Savaşın kaderi asıl Batı Cephesi’nde belirlenecek deniliyordu. Bizim savaş planlarımız da buna göre yapılmıştı. Buna göre cephe tutmuştuk. Batı Cephesi Fransa ile Almanya arasındaydı. Almanya çok güçlüydü ve bunu başaracak gözüyle bakılıyordu. Almanya ve Avusturya, bir yandan da Doğu’da Rusya ile savaşmak zorunda kaldı. Yani iki cephede. İlginçtir, savaşın kaderi Batı Cephesi’nde değil, Doğu Cephesi’nde belirlendi. Ve en önemli stratejik sonuca neden oldu. Baltık’tan Kafkaslara kadar bir hilal halinde müttefiklerimizle birlikte Rusya’yı kuşattık. Nefes aldırmadık. Bunu tek başımıza yapamazdık. Tarihi düşmanımız Çarlık Rusyası idi. 1917’de Rusya dış etkiyle içten çöktü. Sonuçları muazzam oldu. Dünya tarihini değiştirecek boyutta. İşte bunun için savaşa girilirdi ve girmenin meyvesini de aldık. Rusya’da rejim değişti. Dünyada ilk kez yeni bir sosyalist rejim kuruldu ve hem kapitalizme hem de emperyalizme karşı savaşan… Bu adım, bizim de Kurtuluş Savaşımızı hızlandırdı ve zafere dönüştürdü.
SAĞLAM CUMHURİYET KURDUK
Rusya’nın çökertilmesi İttihatçıların kurduğu o muazzam ordusun sayesindedir. Ordumuz Arap Cephelerinden Çanakkale’ye, Makedonya’dan Galiçya’ya kadar geniş bir cephede muazzam savaştı ve girdiği her savaşta emperyalizme büyük darbeler vurdu. İmparatorluğun son büyük unsunu Araplar’dı. Arap diyarlarını kaybettik. Ancak onları tutmamız zordu. Oralardan destek de alamadık. Geniş bir alanda süren savaşta büyük kayıplar verdik. Onun yerine Anadolu’yu savunmayı esas alsaydık sonrası için daha iyi olurdu. Ancak, Türkler vuruşmadan toprak terk etmediğini unutmayalım… Bütün bu süreçler savaşı 2 yıl daha uzattı. Olmadı 4 yıl daha. Sonunda Mareşal Fevzi Çakmak’ın deyimiyle “çok kuvvetli bir Cumhuriyet kurduk.” Kendi sınırlarımızı Mehmetçiğin kanıyla belirledik.
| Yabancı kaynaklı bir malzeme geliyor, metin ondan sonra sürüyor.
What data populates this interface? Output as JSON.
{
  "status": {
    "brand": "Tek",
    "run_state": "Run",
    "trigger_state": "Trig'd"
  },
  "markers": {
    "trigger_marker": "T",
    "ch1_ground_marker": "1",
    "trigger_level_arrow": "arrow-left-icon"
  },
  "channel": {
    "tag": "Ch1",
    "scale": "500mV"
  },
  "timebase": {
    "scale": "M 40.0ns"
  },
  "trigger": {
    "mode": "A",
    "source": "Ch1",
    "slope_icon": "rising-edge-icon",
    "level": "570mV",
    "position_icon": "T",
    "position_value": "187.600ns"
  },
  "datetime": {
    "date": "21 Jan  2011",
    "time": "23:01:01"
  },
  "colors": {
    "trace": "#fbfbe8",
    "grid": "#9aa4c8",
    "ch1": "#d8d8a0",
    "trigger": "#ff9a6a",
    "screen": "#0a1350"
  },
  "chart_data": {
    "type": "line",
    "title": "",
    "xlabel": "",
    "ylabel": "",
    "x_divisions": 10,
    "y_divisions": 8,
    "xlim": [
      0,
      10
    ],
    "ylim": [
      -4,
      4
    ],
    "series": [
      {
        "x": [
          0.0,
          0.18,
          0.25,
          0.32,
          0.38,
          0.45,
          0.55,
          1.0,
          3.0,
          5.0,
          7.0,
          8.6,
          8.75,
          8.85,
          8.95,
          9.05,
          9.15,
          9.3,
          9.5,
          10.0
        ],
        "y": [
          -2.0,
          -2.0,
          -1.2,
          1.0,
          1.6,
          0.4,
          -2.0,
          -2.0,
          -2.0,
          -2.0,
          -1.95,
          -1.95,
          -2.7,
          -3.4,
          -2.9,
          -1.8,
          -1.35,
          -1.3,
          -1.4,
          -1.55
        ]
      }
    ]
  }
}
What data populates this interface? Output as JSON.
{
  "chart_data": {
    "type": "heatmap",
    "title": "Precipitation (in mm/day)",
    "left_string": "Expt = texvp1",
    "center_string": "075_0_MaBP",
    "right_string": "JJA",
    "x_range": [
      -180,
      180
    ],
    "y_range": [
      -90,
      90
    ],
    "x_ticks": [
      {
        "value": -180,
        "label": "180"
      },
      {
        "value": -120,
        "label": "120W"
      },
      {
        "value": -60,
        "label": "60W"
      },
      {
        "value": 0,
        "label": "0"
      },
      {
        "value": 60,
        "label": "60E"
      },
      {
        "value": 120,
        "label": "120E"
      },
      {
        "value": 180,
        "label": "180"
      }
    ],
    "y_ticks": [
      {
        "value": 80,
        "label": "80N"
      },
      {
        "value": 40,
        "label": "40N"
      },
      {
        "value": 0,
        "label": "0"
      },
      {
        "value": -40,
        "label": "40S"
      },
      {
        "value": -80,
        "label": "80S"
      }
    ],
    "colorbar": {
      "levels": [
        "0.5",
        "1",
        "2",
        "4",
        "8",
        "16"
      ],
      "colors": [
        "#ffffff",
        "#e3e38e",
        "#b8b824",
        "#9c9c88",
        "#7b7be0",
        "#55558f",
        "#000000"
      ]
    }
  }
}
İşte bu büyük başarı Meşrutiyet Devrimi sayesinde oldu. Bu zaferi Abdülhamid’in çağ dışı ordusuyla yapılamazdı. Hele Çanakkale hiç savunulamazdı. Daha ilk günden o perişan ordu arkasına bakmadan kaçardı… Bu manada Cihan Harbi bizim için yenilgi, hezimet değil, kazanım ve başarıdır. Bugüne kadar hep Osmanlı’nın içinden bakıldığı için “yenilgi” olarak değerlendirildi. Bu son derece yanlıştır. Asıl büyük stratejik sonuç görülmüyor. Unutmayalım, o dönem müttefikimiz olan Alman ve Avusturya-Macaristan İmparatorlukları dağıldı. Almanya’ya ağır bir anlaşma dayatıldı. Bunu yırtmak için 21 yıl sonra İkinci Dünya Savaşı’nı çakardı. Burada da başarılı olamadı. Bölündü ve bugünlere geldi. Biz ise 1923 yılında Lozan Antlaşmasıyla sağlam bir barışa kavuştuk. Sevr’i yırttık.